Does a high RPKM value always report that the transcript is significant? How far is it reliable? If so, what could be an optimal RPKM value to pin point if a transcript is significant or not?
Are there any other parameters to reduce number of contigs from the denovo assembly and concentrate on only significant transcripts.
What my lab does is we throw in ERCC spike-ins into the samples. They are poly-A sequences of known concentration. So you can look at them and if, say, samples with an RPKM of 2-10 are still behaving linearly, then it's probably safe to say that real transcripts with RPKMs that low are behaving linearly.
In my lab, with the experiments we run, and the purposes of those experiments, we've been setting a, loose cut-off at .5 RPKM, or 1, to be more stringent. But I wouldn't count on that value being necessarily applicable to your lab, or your experiments.
It really depends what you mean by significant? Reading between the lines, it seems as though you want to try to separate 'real' contigs from assembly artefacts. If that's the case, you should think carefully before discarding transcripts with a low RPKM.
There is no minimum - a contig representing a real transcript can have very low numbers of reads mapping to it, and have an extremely low RPKM. Equally, a high RPKM doesn't guarantee that the contig represents a real transcript. We often see chimeric contigs - where fragments from two or more different transcripts have been assembled into one contig. These chimeras often have high RPKM values, even though they are artefacts.

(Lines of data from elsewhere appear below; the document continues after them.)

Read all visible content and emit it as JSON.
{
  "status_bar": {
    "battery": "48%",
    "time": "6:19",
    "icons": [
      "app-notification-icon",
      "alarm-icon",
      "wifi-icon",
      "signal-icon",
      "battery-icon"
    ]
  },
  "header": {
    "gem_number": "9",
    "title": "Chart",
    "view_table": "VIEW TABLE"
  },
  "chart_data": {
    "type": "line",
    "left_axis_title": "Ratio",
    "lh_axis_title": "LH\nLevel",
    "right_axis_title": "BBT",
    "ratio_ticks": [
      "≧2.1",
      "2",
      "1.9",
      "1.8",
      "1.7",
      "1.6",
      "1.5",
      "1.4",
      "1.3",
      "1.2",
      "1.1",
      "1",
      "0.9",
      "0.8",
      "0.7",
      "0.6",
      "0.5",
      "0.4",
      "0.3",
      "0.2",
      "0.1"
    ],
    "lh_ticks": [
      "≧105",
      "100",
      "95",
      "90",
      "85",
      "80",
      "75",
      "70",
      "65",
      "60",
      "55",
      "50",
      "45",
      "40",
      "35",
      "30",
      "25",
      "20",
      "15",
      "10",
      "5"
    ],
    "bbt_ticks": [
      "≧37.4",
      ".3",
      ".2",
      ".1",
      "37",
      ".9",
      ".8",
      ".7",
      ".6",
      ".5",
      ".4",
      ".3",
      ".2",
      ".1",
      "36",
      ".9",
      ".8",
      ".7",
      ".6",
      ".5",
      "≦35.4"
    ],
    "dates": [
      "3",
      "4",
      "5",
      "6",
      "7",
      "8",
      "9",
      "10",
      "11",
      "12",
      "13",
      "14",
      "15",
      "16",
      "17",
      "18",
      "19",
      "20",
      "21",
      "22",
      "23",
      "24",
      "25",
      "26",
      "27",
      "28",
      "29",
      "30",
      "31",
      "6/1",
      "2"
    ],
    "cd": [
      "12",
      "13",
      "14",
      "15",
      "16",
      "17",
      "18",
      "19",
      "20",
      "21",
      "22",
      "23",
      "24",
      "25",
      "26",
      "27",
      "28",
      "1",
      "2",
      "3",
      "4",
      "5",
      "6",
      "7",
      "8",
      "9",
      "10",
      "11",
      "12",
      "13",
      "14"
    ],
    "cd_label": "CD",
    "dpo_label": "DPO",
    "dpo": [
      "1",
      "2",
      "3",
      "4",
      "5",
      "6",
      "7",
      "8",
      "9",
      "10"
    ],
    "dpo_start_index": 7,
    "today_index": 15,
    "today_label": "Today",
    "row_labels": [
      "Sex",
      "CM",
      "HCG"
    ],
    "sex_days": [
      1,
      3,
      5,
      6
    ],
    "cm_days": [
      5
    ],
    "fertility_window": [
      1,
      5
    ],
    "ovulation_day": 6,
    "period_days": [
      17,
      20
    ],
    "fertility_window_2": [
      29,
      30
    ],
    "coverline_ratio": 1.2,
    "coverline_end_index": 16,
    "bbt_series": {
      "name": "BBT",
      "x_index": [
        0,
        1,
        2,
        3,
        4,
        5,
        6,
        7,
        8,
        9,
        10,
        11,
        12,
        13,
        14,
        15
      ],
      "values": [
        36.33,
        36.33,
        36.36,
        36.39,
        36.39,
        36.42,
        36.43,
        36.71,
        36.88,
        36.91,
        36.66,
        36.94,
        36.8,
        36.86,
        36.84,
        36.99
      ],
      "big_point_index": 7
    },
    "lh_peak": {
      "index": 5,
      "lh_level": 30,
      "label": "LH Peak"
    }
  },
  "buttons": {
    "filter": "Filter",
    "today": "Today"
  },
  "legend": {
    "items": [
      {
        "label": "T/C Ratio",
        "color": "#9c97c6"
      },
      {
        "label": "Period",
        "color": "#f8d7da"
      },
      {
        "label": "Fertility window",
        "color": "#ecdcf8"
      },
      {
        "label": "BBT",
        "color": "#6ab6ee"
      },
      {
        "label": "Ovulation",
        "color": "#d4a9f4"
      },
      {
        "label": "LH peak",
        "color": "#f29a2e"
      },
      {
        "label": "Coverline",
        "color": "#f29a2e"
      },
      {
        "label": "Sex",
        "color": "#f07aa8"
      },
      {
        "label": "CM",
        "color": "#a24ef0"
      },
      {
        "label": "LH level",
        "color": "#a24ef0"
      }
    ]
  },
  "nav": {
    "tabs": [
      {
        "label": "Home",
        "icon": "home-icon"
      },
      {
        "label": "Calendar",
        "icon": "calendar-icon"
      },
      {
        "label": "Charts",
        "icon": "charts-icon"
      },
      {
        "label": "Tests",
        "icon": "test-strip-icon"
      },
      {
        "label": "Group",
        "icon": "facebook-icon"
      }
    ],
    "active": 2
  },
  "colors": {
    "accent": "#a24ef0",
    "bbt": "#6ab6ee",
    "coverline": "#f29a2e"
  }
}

So, the answer to your question 1 is no, high RPKM does not mean you can be confident in the transcript - it isn't reliable. Thus there is no appropriate RPKM to making such a decision.
As for question 2, it really depends what you want to do with your assembled transcripts. Are you performing differential expression? Motif discovery? Are you interested in a particular set of genes?
@Richard: Understood thank you. For the question 2, Yes i just wanted to focus on only a set of sequences which are reliable for further downstream analysis like differential expression analysis. My assembly seem to be fragmented alot resulting ~100's of thousands of contigs.
Could it be safe to trace a diagram of all RPKM values (should give a normal distribution), and then say that +/-1 sigma are "average/moderately" expressed genes, up of that are highly expressed genes and down are low expressed genes. Overall, you'll have 68.2% of average expression, and 15.9% of low and 15.9% of highly expressed genes. Not really an experimental evidence (although you derive those from your data), but basically logical assumption. I doubt that throwing polyA in your RNA-seq library will give a better conclusion since those will never behave like mRNAs with all their respective complexity.
Honestly, yes. I don't know if others can confirms this, but I see it in my data. Of course, you have to log transform RPKM values otherwise the dispersion is enormous due to the extreme values. I've seen it also in at least one recent paper, but I just can't find the ref right now.
@Richard: Understood thank you. For the question 2, Yes i just wanted to focus on only a set of sequences which are reliable for further downstream analysis like differential expression analysis. My assembly seem to be fragmented alot resulting ~100's of thousands of contigs.